Ich glaube, es ist ganz wesentlich, dass wir diesbezüglich mit einheitlicher Sprache sprechen. Denn wie sollten wir unsere Position in der EU wahren, wenn wir hier im Parlament, wenn wir in den verschiedenen Parteien nur Kleinigkeiten suchen, um darzulegen, dass wir diesbezüglich keinen gemeinsamen Standpunkt haben? Jeder, der im Verkehrsbereich für Österreich etwas tun und sich dafür einsetzen will, sollte bitte verhindern, dass wir durch Kleinkram-Diskussionen unseren Standpunkt uneinheitlich präsentieren, denn wir stehen natürlich unter Beobachtung. Jeder weiß, dass wir konsequent vorgehen müssen, wenn wir für Österreich etwas erreichen wollen. Daher sind alle diese Diskussionen, etwa: Sind Strafen möglich; ist es überhaupt möglich, Lenker zu erheben; müssen wir nicht Daten für die Unternehmen haben?, nicht dazu angetan, unsere Position zu wahren.

Es wurde auch noch einmal der Semmering-Basistunnel angesprochen. Ich stehe absolut zum Semmering-Basistunnel, das sage ich in aller Deutlichkeit. Ich stehe zur gesamten Südbahn, und der Semmering ist ein Teil davon. Aber das ist nicht nur meine Entscheidung. Ich glaube, Sie sollten in Ihren Reihen eine gemeinsame Meinung finden, dass dieses Projekt auch realisiert werden kann (Bundesrätin Schicker: In unseren Reihen haben wir Beschlüsse, Frau Ministerin!), denn es ist nicht einzusehen, dass in sehr vielen Bundesländern große Strecke marginal nicht finanziert werden können, wenn es in Teilstrecken durch Blockierung von finanziellen Mitteln und auch durch das Ausnutzen von Kompetenzen, die nicht im Bereich des Bundes liegen, zu Verhinderungen und Verzögerungen kommt.

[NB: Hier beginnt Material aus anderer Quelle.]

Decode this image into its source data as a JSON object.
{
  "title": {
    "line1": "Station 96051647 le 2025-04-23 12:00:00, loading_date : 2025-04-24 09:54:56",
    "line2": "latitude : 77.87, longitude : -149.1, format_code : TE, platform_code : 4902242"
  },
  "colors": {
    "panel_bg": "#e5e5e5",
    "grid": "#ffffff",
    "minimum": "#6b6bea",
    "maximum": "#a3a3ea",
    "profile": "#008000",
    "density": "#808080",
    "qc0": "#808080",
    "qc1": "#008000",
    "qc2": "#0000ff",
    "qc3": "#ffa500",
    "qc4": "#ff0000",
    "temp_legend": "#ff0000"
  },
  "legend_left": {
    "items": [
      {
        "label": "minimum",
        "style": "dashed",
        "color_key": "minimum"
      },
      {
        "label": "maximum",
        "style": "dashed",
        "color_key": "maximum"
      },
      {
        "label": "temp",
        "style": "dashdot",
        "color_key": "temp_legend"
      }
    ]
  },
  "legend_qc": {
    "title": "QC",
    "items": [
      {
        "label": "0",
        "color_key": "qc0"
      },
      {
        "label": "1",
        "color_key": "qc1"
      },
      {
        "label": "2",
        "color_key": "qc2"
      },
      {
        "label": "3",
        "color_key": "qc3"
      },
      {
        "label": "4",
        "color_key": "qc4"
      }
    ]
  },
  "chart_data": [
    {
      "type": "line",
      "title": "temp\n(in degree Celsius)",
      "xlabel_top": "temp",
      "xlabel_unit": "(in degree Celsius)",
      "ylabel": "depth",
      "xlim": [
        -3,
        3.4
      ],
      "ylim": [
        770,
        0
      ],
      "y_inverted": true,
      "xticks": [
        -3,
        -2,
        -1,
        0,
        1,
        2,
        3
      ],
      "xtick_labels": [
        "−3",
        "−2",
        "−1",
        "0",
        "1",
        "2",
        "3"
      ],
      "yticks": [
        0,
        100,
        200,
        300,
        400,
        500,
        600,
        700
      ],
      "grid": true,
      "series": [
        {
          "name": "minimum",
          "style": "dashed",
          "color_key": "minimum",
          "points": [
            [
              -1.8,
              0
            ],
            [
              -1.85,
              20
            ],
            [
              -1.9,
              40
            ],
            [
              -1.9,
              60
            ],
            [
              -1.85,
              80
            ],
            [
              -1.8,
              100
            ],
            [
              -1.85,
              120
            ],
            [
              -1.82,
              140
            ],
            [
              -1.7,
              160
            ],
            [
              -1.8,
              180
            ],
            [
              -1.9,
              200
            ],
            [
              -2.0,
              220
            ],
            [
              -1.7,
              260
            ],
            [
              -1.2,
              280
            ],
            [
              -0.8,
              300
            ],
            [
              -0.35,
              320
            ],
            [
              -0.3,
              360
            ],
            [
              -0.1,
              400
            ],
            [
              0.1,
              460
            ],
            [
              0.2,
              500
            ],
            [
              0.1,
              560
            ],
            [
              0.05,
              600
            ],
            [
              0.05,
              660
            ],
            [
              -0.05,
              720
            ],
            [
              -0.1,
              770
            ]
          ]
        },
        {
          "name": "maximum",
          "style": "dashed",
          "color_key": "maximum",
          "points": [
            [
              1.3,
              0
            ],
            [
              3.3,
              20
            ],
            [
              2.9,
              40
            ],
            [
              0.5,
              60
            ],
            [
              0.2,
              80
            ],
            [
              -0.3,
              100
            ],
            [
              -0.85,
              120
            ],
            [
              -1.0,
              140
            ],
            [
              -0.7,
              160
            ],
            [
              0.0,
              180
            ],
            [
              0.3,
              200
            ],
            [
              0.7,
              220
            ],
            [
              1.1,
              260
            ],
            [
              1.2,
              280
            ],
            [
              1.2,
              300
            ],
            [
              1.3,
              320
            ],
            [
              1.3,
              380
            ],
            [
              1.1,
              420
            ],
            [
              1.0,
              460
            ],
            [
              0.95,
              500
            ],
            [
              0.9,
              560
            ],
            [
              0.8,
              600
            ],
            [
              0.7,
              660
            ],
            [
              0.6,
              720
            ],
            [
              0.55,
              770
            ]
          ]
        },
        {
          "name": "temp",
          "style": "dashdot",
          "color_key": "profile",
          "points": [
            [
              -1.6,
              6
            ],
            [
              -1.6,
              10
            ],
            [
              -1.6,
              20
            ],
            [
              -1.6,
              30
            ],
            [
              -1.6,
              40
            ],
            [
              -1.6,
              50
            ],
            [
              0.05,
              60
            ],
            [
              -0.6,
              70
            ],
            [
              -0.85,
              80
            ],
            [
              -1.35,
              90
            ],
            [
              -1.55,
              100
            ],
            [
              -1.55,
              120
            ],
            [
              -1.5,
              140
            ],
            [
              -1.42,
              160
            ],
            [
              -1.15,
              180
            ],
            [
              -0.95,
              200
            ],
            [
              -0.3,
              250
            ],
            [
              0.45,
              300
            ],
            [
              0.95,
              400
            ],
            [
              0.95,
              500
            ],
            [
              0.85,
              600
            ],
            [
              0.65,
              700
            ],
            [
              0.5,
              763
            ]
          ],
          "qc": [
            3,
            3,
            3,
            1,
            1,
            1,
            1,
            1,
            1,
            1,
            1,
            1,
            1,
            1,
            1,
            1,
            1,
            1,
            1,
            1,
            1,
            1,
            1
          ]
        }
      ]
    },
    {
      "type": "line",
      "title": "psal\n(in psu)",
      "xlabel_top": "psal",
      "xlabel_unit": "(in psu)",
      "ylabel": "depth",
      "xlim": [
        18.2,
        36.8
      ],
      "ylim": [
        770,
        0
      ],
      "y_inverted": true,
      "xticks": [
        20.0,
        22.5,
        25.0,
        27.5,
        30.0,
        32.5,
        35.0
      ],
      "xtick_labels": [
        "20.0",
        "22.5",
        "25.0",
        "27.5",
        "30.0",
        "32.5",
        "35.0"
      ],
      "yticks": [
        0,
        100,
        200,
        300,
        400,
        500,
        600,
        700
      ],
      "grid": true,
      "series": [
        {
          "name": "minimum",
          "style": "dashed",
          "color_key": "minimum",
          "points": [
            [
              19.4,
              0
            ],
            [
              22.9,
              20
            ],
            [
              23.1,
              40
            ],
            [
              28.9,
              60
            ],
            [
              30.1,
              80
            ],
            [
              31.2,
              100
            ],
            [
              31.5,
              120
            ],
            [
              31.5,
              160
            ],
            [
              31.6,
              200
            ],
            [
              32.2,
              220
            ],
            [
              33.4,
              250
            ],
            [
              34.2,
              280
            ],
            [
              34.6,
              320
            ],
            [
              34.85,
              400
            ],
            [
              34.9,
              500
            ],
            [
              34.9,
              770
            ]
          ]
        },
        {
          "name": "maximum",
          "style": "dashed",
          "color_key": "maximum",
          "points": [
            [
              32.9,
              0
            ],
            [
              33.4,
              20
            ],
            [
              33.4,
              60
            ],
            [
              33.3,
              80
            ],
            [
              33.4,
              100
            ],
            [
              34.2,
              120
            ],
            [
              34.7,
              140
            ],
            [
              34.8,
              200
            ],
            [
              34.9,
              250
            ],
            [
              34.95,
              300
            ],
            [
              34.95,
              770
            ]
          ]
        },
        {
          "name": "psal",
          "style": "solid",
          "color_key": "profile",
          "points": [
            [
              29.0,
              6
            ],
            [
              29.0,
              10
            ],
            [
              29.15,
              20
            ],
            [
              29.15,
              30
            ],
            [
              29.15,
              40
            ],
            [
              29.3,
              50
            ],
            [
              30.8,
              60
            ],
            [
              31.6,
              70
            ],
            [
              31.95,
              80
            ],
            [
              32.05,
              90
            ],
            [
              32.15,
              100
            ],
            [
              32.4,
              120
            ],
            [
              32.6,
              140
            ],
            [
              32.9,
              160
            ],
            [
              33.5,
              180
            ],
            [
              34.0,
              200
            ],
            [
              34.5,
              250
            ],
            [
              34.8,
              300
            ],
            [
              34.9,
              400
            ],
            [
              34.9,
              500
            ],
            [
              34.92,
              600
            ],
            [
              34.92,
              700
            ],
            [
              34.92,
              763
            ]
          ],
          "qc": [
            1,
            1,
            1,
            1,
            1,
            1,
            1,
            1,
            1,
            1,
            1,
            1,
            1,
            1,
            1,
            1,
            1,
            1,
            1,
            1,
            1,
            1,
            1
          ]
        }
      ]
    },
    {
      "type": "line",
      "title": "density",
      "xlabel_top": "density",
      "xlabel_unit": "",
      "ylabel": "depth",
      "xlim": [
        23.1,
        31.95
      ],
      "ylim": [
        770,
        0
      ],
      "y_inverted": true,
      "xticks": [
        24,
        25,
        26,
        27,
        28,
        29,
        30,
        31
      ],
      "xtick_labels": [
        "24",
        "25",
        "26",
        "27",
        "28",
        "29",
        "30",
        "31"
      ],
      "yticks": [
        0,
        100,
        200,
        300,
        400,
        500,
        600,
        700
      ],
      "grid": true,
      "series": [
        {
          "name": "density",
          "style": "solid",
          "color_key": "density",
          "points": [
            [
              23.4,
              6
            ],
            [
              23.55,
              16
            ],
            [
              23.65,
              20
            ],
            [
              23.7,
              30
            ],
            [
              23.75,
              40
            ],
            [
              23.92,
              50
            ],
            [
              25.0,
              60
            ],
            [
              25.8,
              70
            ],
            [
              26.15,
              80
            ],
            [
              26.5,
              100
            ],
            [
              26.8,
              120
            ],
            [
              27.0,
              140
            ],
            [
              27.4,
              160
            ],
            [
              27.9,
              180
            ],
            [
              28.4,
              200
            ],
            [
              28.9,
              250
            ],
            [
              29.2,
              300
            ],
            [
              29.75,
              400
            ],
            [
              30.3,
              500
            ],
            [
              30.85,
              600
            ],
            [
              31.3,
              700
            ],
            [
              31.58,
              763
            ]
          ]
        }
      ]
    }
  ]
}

Es gilt, alles daranzusetzen, um davon zu überzeugen, dass gerade dieses Projekt im Zusammenhang mit der gesamten Südbahn, das heißt Koralm plus Semmering, eine sehr wichtige Verkehrsverbindung für Österreich ist. Sie alle sind aufgerufen, diese Überzeugungsarbeit mitzutragen, damit wir dieses Projekt auch entsprechend realisieren können. Wenn ich nicht sehr deutlich zum Semmering stehen würde, hätte ich sicher nicht mein Ja zur Koralmbahn gegeben, denn da gilt es, die Gesamtheit zu betrachten.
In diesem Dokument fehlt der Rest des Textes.